Will Clayton Kershaw Get an Extension?
The Los Angeles Dodgers aren’t shy about spending their money. In fact, the Dodgers spent almost $217 million in 2013—which was about $112 million more than the team spent in 2012.
But when it comes to the topic of extending their ace pitcher Clayton Kershaw, however, it’s possible the Dodgers simply do not have the disposable income to pull the trigger.
Since general manager Ned Colletti has committed over $550 million to Adrian Gonzalez, Carl Crawford, Matt Kemp, Zack Greinke, Andre Ethier and Brandon League, the Dodgers will have to do some maneuvering to make Kershaw a legitimate offer.
Despite the financial implications, the Dodgers must find a way to retain their homegrown stud. According to ESPN.com’s Buster Olney, the Dodgers actually offered Kershaw a $300 million contract earlier in the season, but the two sides were unable to finalize anything.
With a combined $43.75 million coming off the books after 2014 (Josh Beckett, Chad Billingsley and Hanley Ramirez will become free agents), all signs point to a massive new contract for Clayton Kershaw before April.
Will Kendrys Morales Decline His Qualifying Offer?
The 2013 offseason has already been full of surprises. The biggest surprise so far, however, has been the Seattle Mariners decision to offer Kendrys Morales a qualifying offer.

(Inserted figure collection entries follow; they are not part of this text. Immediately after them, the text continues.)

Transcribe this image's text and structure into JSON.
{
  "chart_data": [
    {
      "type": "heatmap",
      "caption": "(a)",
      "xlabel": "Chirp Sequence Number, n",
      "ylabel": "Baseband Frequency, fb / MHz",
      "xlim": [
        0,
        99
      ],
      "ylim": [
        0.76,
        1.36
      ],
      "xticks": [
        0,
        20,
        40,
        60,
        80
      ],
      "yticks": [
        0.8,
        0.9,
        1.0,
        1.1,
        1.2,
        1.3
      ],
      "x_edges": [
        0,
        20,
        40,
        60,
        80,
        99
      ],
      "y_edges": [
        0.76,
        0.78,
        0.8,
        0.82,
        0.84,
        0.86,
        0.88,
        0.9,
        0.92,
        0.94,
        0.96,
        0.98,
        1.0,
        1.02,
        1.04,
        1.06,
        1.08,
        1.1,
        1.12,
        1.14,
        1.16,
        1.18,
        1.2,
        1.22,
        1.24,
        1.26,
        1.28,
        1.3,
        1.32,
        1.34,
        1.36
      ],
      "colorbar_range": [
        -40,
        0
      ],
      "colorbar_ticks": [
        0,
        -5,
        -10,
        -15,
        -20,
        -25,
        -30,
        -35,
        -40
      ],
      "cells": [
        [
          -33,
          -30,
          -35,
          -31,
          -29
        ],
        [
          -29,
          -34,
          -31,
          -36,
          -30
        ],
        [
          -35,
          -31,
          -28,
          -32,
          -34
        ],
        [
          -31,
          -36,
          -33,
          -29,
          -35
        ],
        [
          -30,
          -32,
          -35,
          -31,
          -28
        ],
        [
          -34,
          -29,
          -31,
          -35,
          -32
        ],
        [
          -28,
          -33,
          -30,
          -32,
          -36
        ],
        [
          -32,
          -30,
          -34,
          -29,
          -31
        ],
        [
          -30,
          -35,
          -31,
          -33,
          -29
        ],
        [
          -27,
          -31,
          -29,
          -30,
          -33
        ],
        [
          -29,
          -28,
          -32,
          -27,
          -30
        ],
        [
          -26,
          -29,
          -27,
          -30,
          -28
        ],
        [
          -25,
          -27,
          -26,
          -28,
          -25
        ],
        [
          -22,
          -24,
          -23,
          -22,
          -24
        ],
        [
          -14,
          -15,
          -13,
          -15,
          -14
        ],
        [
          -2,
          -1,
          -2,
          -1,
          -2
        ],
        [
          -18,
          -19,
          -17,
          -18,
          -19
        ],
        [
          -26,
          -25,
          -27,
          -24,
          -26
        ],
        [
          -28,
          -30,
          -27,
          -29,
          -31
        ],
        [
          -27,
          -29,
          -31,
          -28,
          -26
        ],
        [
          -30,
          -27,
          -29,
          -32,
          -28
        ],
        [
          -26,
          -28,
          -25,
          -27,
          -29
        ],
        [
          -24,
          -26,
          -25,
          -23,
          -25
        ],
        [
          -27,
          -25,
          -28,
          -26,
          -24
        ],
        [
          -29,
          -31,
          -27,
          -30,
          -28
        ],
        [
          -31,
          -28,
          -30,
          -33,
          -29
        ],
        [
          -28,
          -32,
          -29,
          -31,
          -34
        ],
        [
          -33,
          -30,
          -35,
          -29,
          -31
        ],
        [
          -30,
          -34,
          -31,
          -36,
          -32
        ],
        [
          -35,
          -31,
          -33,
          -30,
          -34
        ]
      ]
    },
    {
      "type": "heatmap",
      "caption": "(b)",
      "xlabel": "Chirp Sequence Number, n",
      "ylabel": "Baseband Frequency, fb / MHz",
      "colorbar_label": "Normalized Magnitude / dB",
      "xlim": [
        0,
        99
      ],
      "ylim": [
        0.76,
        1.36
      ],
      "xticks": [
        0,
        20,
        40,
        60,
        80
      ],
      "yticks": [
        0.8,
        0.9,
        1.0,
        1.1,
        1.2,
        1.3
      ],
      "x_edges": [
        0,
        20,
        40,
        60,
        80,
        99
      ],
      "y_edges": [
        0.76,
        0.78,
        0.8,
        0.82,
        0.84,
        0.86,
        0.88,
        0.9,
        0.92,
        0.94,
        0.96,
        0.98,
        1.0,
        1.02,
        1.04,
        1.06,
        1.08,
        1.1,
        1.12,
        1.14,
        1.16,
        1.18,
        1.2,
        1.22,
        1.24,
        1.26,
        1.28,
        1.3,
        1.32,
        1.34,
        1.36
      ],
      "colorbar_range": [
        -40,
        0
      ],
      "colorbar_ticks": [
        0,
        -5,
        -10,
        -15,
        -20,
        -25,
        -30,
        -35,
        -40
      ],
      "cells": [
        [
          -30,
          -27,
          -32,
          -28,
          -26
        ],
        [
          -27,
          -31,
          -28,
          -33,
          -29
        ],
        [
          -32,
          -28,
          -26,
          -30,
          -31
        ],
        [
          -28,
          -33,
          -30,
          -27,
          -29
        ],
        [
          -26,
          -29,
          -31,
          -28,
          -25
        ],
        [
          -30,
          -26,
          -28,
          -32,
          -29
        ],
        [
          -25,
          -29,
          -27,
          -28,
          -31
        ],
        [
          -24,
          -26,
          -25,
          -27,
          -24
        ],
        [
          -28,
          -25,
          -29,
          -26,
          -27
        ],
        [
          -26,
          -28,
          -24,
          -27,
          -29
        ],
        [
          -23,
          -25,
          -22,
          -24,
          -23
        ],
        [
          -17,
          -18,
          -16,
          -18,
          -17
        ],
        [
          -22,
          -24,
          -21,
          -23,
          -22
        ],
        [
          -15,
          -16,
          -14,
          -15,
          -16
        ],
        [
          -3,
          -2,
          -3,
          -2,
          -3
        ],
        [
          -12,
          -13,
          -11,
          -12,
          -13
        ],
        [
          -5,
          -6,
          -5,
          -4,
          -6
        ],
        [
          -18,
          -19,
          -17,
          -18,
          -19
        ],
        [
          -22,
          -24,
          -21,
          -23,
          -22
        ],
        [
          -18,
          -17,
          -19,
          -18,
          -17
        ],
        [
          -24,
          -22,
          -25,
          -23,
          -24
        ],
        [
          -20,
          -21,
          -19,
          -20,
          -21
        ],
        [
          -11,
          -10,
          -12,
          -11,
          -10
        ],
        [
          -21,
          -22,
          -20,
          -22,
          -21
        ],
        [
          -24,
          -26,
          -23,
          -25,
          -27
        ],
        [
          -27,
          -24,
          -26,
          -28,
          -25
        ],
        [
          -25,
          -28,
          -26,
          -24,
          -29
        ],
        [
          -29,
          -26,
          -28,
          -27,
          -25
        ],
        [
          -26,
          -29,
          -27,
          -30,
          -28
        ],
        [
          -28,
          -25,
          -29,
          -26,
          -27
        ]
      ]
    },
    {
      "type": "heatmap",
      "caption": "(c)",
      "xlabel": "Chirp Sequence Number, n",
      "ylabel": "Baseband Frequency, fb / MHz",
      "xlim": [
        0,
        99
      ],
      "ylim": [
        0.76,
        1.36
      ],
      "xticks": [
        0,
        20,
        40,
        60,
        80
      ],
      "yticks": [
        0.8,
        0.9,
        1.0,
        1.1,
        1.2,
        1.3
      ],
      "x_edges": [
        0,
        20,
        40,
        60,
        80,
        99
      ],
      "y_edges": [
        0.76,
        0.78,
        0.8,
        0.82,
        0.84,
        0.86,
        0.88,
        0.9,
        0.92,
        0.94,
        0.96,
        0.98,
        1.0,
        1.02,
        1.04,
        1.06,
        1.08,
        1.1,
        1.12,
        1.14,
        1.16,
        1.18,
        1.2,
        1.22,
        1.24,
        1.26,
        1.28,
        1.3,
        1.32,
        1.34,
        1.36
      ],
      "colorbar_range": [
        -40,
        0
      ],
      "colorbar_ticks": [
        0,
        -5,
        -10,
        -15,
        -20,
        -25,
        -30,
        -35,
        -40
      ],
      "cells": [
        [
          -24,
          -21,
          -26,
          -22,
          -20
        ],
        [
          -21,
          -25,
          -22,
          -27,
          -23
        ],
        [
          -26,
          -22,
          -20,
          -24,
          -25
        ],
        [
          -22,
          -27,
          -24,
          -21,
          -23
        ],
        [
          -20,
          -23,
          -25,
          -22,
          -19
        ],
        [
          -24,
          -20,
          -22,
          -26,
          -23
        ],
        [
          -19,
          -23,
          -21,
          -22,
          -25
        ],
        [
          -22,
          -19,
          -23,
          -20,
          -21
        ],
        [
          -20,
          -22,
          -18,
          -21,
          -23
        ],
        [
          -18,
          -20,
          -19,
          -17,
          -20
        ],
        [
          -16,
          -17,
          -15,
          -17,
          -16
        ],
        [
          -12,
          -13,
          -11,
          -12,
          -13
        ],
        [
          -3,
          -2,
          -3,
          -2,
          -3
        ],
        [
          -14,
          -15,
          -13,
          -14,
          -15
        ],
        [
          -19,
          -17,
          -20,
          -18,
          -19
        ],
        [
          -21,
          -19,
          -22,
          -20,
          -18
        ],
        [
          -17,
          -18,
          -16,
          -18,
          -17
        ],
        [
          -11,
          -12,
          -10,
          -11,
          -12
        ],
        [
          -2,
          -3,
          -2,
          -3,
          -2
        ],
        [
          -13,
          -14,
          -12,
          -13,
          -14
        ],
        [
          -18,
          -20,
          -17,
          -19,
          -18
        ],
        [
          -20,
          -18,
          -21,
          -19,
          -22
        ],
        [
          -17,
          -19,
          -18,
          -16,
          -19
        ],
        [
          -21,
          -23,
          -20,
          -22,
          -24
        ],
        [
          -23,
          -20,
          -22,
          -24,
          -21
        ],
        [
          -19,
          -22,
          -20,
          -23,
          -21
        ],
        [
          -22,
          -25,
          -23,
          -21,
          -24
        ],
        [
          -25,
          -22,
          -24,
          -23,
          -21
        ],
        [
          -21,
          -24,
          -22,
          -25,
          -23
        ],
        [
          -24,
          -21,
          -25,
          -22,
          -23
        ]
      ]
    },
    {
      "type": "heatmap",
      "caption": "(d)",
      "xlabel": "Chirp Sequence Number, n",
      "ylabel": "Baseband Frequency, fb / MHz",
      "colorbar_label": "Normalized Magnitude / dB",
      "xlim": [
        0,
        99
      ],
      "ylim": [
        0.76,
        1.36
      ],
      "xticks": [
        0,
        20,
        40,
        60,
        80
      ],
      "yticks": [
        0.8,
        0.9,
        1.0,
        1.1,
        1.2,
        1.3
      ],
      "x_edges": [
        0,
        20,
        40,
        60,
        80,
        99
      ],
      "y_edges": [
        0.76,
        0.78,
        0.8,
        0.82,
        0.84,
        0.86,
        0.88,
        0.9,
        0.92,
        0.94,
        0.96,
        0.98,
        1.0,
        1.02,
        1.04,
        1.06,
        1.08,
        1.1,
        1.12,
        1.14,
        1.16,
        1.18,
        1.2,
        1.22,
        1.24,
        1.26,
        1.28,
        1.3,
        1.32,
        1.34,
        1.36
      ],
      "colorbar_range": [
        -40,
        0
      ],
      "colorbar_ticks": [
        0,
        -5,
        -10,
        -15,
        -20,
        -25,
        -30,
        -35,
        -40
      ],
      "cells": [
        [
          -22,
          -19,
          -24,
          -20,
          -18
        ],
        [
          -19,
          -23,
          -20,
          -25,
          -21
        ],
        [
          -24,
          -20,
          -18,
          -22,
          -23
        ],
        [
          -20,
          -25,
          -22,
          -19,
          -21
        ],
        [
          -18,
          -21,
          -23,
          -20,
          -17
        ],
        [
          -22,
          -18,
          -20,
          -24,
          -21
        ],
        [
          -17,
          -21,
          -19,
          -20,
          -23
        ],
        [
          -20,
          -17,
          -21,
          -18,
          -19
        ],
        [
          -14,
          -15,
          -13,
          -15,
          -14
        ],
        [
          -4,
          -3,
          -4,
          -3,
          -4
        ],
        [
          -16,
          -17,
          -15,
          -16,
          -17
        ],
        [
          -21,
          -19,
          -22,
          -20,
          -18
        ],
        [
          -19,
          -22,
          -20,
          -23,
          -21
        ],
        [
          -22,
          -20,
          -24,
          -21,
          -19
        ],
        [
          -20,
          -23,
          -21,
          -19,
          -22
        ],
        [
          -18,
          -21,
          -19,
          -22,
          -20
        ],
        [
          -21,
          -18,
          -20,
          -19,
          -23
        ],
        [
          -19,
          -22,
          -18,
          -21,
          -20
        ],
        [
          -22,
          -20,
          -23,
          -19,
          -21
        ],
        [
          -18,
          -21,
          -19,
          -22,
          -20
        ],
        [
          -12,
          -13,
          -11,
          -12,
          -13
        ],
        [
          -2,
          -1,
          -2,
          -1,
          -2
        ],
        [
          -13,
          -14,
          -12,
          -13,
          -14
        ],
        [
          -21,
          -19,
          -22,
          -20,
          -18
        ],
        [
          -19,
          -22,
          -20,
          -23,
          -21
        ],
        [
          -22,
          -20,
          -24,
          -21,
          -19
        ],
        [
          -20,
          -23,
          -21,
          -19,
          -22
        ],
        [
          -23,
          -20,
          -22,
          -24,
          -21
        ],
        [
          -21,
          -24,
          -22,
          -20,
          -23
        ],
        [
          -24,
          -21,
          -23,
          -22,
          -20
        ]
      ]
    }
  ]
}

Morales enjoyed a fruitful campaign last season, posting a .277 batting average, park-adjusted 123 OPS+ and 23 home runs as the Mariners’ designated hitter. But considering Morales’ inability to stay healthy and his poor defense at first base (minus-6.4 UZR/150 in 2013), $14.1 million seems like a gross overpay for the player’s skill set.
But even with the Mariners apparent interest, it’s possible that Scott Boras will advise his client to decline the lucrative qualifying offer in the hopes of netting a three-year contract elsewhere.
With ample experience at first base—and even a 76 innings in right field—Boras could conceivably market Morales as more than a hobbled DH. The biggest underlying issue with Morales declining his qualifying offer, however, is whether prospective suitors would willingly surrender the subsequent compensatory draft pick to obtain him.
How Many Free Agents Will the Red Sox Retain?
The Boston Red Sox are still in celebration mode after winning their first World Series since 2007. But once the last bottle of champagne is popped, general manager Ben Cherington has a difficult offseason on his hands.
Jacoby Ellsbury, Mike Napoli, Stephen Drew and Jarrod Saltalamacchia are set to become free agents. And even though, according to CSNNE.com’s Sean McAdam, Cherington plans to extend qualifying offers to Ellsbury, Napoli and Drew, that hardly means that any of them will actually return to the Red Sox in 2014.
Not including raises through arbitration, the Red Sox have about $121 already committed to 2014. And with all four of their free agents looking to cash in on productive 2013 seasons, Cherington will either have to choose wisely or be crafty while replacing the top producers via free agency or trade.
What Will the Going Rate for Closers Be?
The 2013 offseason is flush with closing talent. There are trusted veterans like Joe Nathan and Grant Balfour, less costly options in Brian Wilson and Fernando Rodney and potential diamonds in the rough in Joaquin Benoit and Jose Veras.
While none of these hurlers will seek contracts like Jonathan Papelbon’s four-year, $50 million deal, it’s still likely that all of Nathan, Balfour, Wilson, Rodney, Benoit and Veras could net multi-year deals.
Considering Brandon League was able to sign a three-year, $22.5 million contract last offseason, teams might find it difficult to nickel and dime the quality relief pitching currently available.